D'un geste poli, l'ancien langue-de-plomb invita alors son compagnon d'infortune à ouvrir la marche. Il avait été très clair sur ce point. Il était celui qui mènerait la danse. Keziah ne voyait pas l'intérêt de le priver de ce petit plaisir. Tant qu'au final il obtenait ce pourquoi il faisait appel à ses services, le mercenaire pouvait bien le mener à la baguette, ça ne le dérangeait pas. Les deux hommes quittèrent ainsi le Chien qui Hurle sous le regard soulagé de son barman. Dès qu'ils eurent mis le nez hors de la bicoque, ils furent aussitôt accueilli par la pluie qui ne cessait de discontinuer et Keziah se tourna alors vers le Bâtard pour lui présenter son bras. Peut-être était-il déjà allé traîner ses guêtres du côté de Horndean et aurait-il été capable de transplaner seul jusque là-bas, mais c'était mieux ainsi, et le blondin était certainement le dernier d'eux deux à y avoir mis les pieds. Il savait où atterrir pour ne pas mettre les pieds dans le chaudron dès leur arrivée.
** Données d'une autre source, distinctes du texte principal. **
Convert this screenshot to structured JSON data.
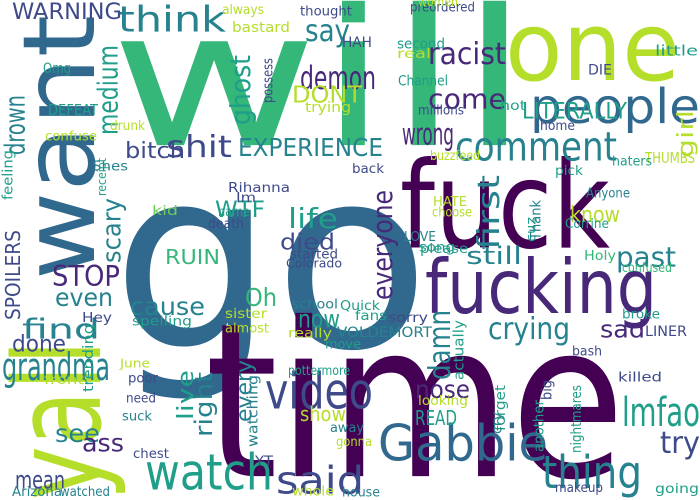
{
  "palette": {
    "deep_purple": "#440154",
    "purple": "#482878",
    "indigo": "#3e4a89",
    "blue": "#31688e",
    "teal_blue": "#26828e",
    "teal": "#1f9e89",
    "green_teal": "#35b779",
    "green": "#6ece58",
    "yellow_green": "#b5de2b",
    "background": "#ffffff"
  },
  "words": [
    {
      "text": "go"
    },
    {
      "text": "will"
    },
    {
      "text": "time"
    },
    {
      "text": "fuck"
    },
    {
      "text": "yall"
    },
    {
      "text": "one"
    },
    {
      "text": "want"
    },
    {
      "text": "fucking"
    },
    {
      "text": "people"
    },
    {
      "text": "watch"
    },
    {
      "text": "Gabbie"
    },
    {
      "text": "video"
    },
    {
      "text": "comment"
    },
    {
      "text": "thing"
    },
    {
      "text": "said"
    },
    {
      "text": "think"
    },
    {
      "text": "grandma"
    },
    {
      "text": "lmfao"
    },
    {
      "text": "demon"
    },
    {
      "text": "wrong"
    },
    {
      "text": "racist"
    },
    {
      "text": "shit"
    },
    {
      "text": "EXPERIENCE"
    },
    {
      "text": "crying"
    },
    {
      "text": "everyone"
    },
    {
      "text": "say"
    },
    {
      "text": "come"
    },
    {
      "text": "find"
    },
    {
      "text": "life"
    },
    {
      "text": "died"
    },
    {
      "text": "STOP"
    },
    {
      "text": "past"
    },
    {
      "text": "still"
    },
    {
      "text": "first"
    },
    {
      "text": "damn"
    },
    {
      "text": "medium"
    },
    {
      "text": "ghost"
    },
    {
      "text": "DONT"
    },
    {
      "text": "WARNING"
    },
    {
      "text": "LITERALLY"
    },
    {
      "text": "drown"
    },
    {
      "text": "bitch"
    },
    {
      "text": "scary"
    },
    {
      "text": "cause"
    },
    {
      "text": "RUIN"
    },
    {
      "text": "WTF"
    },
    {
      "text": "Oh"
    },
    {
      "text": "now"
    },
    {
      "text": "sad"
    },
    {
      "text": "try"
    },
    {
      "text": "even"
    },
    {
      "text": "done"
    },
    {
      "text": "nose"
    },
    {
      "text": "see"
    },
    {
      "text": "ass"
    },
    {
      "text": "mean"
    },
    {
      "text": "live"
    },
    {
      "text": "right"
    },
    {
      "text": "every"
    },
    {
      "text": "show"
    },
    {
      "text": "READ"
    },
    {
      "text": "know"
    },
    {
      "text": "girl"
    },
    {
      "text": "SPOILERS"
    },
    {
      "text": "DEFEAT"
    },
    {
      "text": "HAH"
    },
    {
      "text": "second"
    },
    {
      "text": "VOLDEMORT"
    },
    {
      "text": "THUMBS"
    },
    {
      "text": "LINER"
    },
    {
      "text": "DIE"
    },
    {
      "text": "little"
    },
    {
      "text": "Channel"
    },
    {
      "text": "millions"
    },
    {
      "text": "trying"
    },
    {
      "text": "Omg"
    },
    {
      "text": "bastard"
    },
    {
      "text": "always"
    },
    {
      "text": "thought"
    },
    {
      "text": "possess"
    },
    {
      "text": "real"
    },
    {
      "text": "preordered"
    },
    {
      "text": "women"
    },
    {
      "text": "drunk"
    },
    {
      "text": "confuse"
    },
    {
      "text": "home"
    },
    {
      "text": "hot"
    },
    {
      "text": "Shes"
    },
    {
      "text": "receipt"
    },
    {
      "text": "feeling"
    },
    {
      "text": "kid"
    },
    {
      "text": "Rihanna"
    },
    {
      "text": "back"
    },
    {
      "text": "Im"
    },
    {
      "text": "name"
    },
    {
      "text": "death"
    },
    {
      "text": "started"
    },
    {
      "text": "Colorado"
    },
    {
      "text": "buzzfeed"
    },
    {
      "text": "cuz"
    },
    {
      "text": "pick"
    },
    {
      "text": "haters"
    },
    {
      "text": "HATE"
    },
    {
      "text": "choose"
    },
    {
      "text": "Anyone"
    },
    {
      "text": "LOVE"
    },
    {
      "text": "song"
    },
    {
      "text": "please"
    },
    {
      "text": "Thank"
    },
    {
      "text": "Corrine"
    },
    {
      "text": "Holy"
    },
    {
      "text": "confused"
    },
    {
      "text": "Hey"
    },
    {
      "text": "sister"
    },
    {
      "text": "almost"
    },
    {
      "text": "spelling"
    },
    {
      "text": "school"
    },
    {
      "text": "Quick"
    },
    {
      "text": "fans"
    },
    {
      "text": "sorry"
    },
    {
      "text": "broke"
    },
    {
      "text": "trending"
    },
    {
      "text": "really"
    },
    {
      "text": "move"
    },
    {
      "text": "June"
    },
    {
      "text": "front"
    },
    {
      "text": "poor"
    },
    {
      "text": "pottermore"
    },
    {
      "text": "actually"
    },
    {
      "text": "bash"
    },
    {
      "text": "need"
    },
    {
      "text": "suck"
    },
    {
      "text": "watching"
    },
    {
      "text": "looking"
    },
    {
      "text": "killed"
    },
    {
      "text": "big"
    },
    {
      "text": "away"
    },
    {
      "text": "forget"
    },
    {
      "text": "nightmares"
    },
    {
      "text": "cry"
    },
    {
      "text": "gonna"
    },
    {
      "text": "chest"
    },
    {
      "text": "another"
    },
    {
      "text": "YT"
    },
    {
      "text": "Arizona"
    },
    {
      "text": "watched"
    },
    {
      "text": "whole"
    },
    {
      "text": "house"
    },
    {
      "text": "makeup"
    },
    {
      "text": "going"
    }
  ]
}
Malgré un temps d'arrêt emprunt de méfiance, le mercenaire finit cependant par accepter son offre et leurs silhouettes ne tardèrent alors pas à disparaître dans un crac sonore.
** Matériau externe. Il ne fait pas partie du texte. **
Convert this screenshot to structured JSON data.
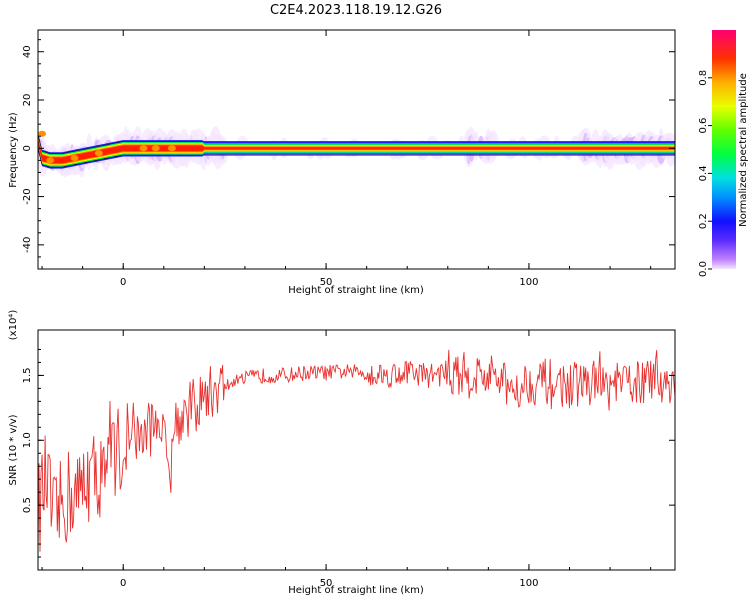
{
  "title": "C2E4.2023.118.19.12.G26",
  "colorbar": {
    "label": "Normalized spectral amplitude",
    "ticks": [
      "0.0",
      "0.2",
      "0.4",
      "0.6",
      "0.8"
    ],
    "tick_values": [
      0.0,
      0.2,
      0.4,
      0.6,
      0.8
    ],
    "range": [
      0,
      1
    ]
  },
  "chart_data": [
    {
      "type": "heatmap",
      "xlabel": "Height of straight line (km)",
      "ylabel": "Frequency (Hz)",
      "xlim": [
        -21,
        136
      ],
      "ylim": [
        -50,
        49
      ],
      "xticks": [
        0,
        50,
        100
      ],
      "xtick_labels": [
        "0",
        "50",
        "100"
      ],
      "yticks": [
        -40,
        -20,
        0,
        20,
        40
      ],
      "ytick_labels": [
        "-40",
        "-20",
        "0",
        "20",
        "40"
      ],
      "ridge": {
        "x": [
          -21,
          -20,
          -18,
          -15,
          -12,
          -9,
          -6,
          -3,
          0,
          5,
          8,
          10,
          14,
          20,
          30,
          60,
          88,
          100,
          115,
          120,
          130,
          136
        ],
        "freq": [
          3,
          -4,
          -5,
          -5,
          -4,
          -3,
          -2,
          -1,
          0,
          0,
          0,
          0,
          0,
          0,
          0,
          0,
          0,
          0,
          0,
          0,
          0,
          0
        ]
      },
      "colorscale": [
        "#f3e6ff",
        "#d9b3ff",
        "#b070ff",
        "#2020ff",
        "#00bfff",
        "#00e0c0",
        "#00ff00",
        "#a0ff00",
        "#ffff00",
        "#ff9000",
        "#ff2000",
        "#ff0060"
      ]
    },
    {
      "type": "line",
      "xlabel": "Height of straight line (km)",
      "ylabel": "SNR (10 * v/v)",
      "y_multiplier": "(x10⁴)",
      "xlim": [
        -21,
        136
      ],
      "ylim": [
        0.0,
        1.85
      ],
      "xticks": [
        0,
        50,
        100
      ],
      "xtick_labels": [
        "0",
        "50",
        "100"
      ],
      "yticks": [
        0.5,
        1.0,
        1.5
      ],
      "ytick_labels": [
        "0.5",
        "1.0",
        "1.5"
      ],
      "color": "#e8312f",
      "series": [
        {
          "x": [
            -21,
            -19,
            -17,
            -15,
            -13,
            -11,
            -9,
            -7,
            -5,
            -3,
            -1,
            1,
            3,
            5,
            7,
            9,
            11,
            13,
            15,
            17,
            19,
            21,
            23,
            25,
            28,
            31,
            35,
            40,
            45,
            50,
            55,
            60,
            65,
            70,
            75,
            80,
            85,
            90,
            93,
            95,
            100,
            105,
            110,
            115,
            120,
            125,
            130,
            136
          ],
          "y": [
            0.45,
            0.7,
            0.35,
            0.5,
            0.6,
            0.55,
            0.75,
            0.7,
            0.8,
            1.0,
            0.9,
            0.95,
            1.0,
            1.05,
            1.1,
            1.2,
            0.8,
            1.15,
            1.2,
            1.25,
            1.3,
            1.35,
            1.4,
            1.42,
            1.45,
            1.48,
            1.5,
            1.5,
            1.52,
            1.52,
            1.53,
            1.52,
            1.5,
            1.53,
            1.5,
            1.52,
            1.5,
            1.5,
            1.45,
            1.4,
            1.45,
            1.45,
            1.42,
            1.45,
            1.4,
            1.45,
            1.45,
            1.45
          ]
        }
      ]
    }
  ]
}
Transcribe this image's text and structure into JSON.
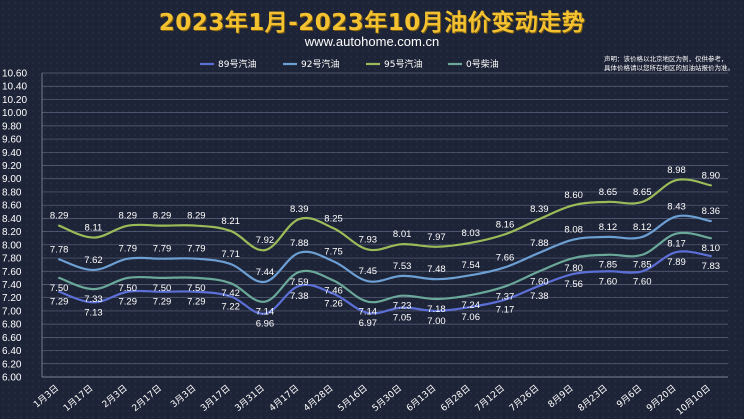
{
  "header": {
    "title": "2023年1月-2023年10月油价变动走势",
    "subtitle": "www.autohome.com.cn",
    "disclaimer_line1": "声明：该价格以北京地区为例，仅供参考，",
    "disclaimer_line2": "具体价格请以您所在地区的加油站报价为准。"
  },
  "chart_data": {
    "type": "line",
    "title": "2023年1月-2023年10月油价变动走势",
    "subtitle": "www.autohome.com.cn",
    "xlabel": "",
    "ylabel": "",
    "ylim": [
      6.0,
      10.6
    ],
    "yticks": [
      "6.00",
      "6.20",
      "6.40",
      "6.60",
      "6.80",
      "7.00",
      "7.20",
      "7.40",
      "7.60",
      "7.80",
      "8.00",
      "8.20",
      "8.40",
      "8.60",
      "8.80",
      "9.00",
      "9.20",
      "9.40",
      "9.60",
      "9.80",
      "10.00",
      "10.20",
      "10.40",
      "10.60"
    ],
    "grid": true,
    "legend_position": "top",
    "x": [
      "1月3日",
      "1月17日",
      "2月3日",
      "2月17日",
      "3月3日",
      "3月17日",
      "3月31日",
      "4月17日",
      "4月28日",
      "5月16日",
      "5月30日",
      "6月13日",
      "6月28日",
      "7月12日",
      "7月26日",
      "8月9日",
      "8月23日",
      "9月6日",
      "9月20日",
      "10月10日"
    ],
    "series": [
      {
        "name": "89号汽油",
        "color": "#5b6fd6",
        "values": [
          7.29,
          7.13,
          7.29,
          7.29,
          7.29,
          7.22,
          6.96,
          7.38,
          7.26,
          6.97,
          7.05,
          7.0,
          7.06,
          7.17,
          7.38,
          7.56,
          7.6,
          7.6,
          7.89,
          7.83
        ]
      },
      {
        "name": "92号汽油",
        "color": "#6c9fd4",
        "values": [
          7.78,
          7.62,
          7.79,
          7.79,
          7.79,
          7.71,
          7.44,
          7.88,
          7.75,
          7.45,
          7.53,
          7.48,
          7.54,
          7.66,
          7.88,
          8.08,
          8.12,
          8.12,
          8.43,
          8.36
        ]
      },
      {
        "name": "95号汽油",
        "color": "#9bbb59",
        "values": [
          8.29,
          8.11,
          8.29,
          8.29,
          8.29,
          8.21,
          7.92,
          8.39,
          8.25,
          7.93,
          8.01,
          7.97,
          8.03,
          8.16,
          8.39,
          8.6,
          8.65,
          8.65,
          8.98,
          8.9
        ]
      },
      {
        "name": "0号柴油",
        "color": "#6aa89a",
        "values": [
          7.5,
          7.33,
          7.5,
          7.5,
          7.5,
          7.42,
          7.14,
          7.59,
          7.46,
          7.14,
          7.23,
          7.18,
          7.24,
          7.37,
          7.6,
          7.8,
          7.85,
          7.85,
          8.17,
          8.1
        ]
      }
    ]
  }
}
Contrairement à là d'où ils venaient, le temps était un peu plus clément au-dessus de Horndean. Les larges flaques présentes au sol et les grasses gouttes d'eau perlant au bout des feuilles des arbres laissaient deviner un passage récent de la pluie, mais ils n'auraient pas à s'inquiéter de se mouiller plus qu'ils ne l'étaient déjà. Keziah les avait fait transplaner à la lisière des bois entourant le village, et attira aussitôt son compagnon à l'abri d'un large tronc avant de lui indiquer une direction d'un coup de menton. Devant eux, à une centaine de mètre de là, assis sur des tabourets branlants à l'entrée d'une auberge, trois compères fumaient tranquillement leur pipe tout en discutant. Ils étaient trop loin pour que le Bâtard et Keziah puissent discerner leur sujet de conversation mais, visiblement, il y avait de quoi se fendre la poire à en juger par les éclats de rire tonitruants qui parvenaient jusqu'à eux. Ils ne portaient aucun uniforme particulier, mais le doute n'était pourtant parmi quant à leur identité.

_ En plus de ces trois là, j'ai déjà repéré quatre autres Rafleurs, sans compter Powell. Il pourrait y en avoir plus cela dit. Je n'ai pas eu exactement le temps de faire le tour du périmètre avant de venir vous voir. Ma tête étant mise à prix, ce n'est pas très pratique, conclu-t-il enfin, comme s'il s'agissait d'un détail insignifiant. Le Bâtard n'était pas idiot de toute façon. Il devait déjà s'en douter, voire l'avoir reconnu depuis l'instant où il avait posé les yeux sur lui au Chien qui Hurle.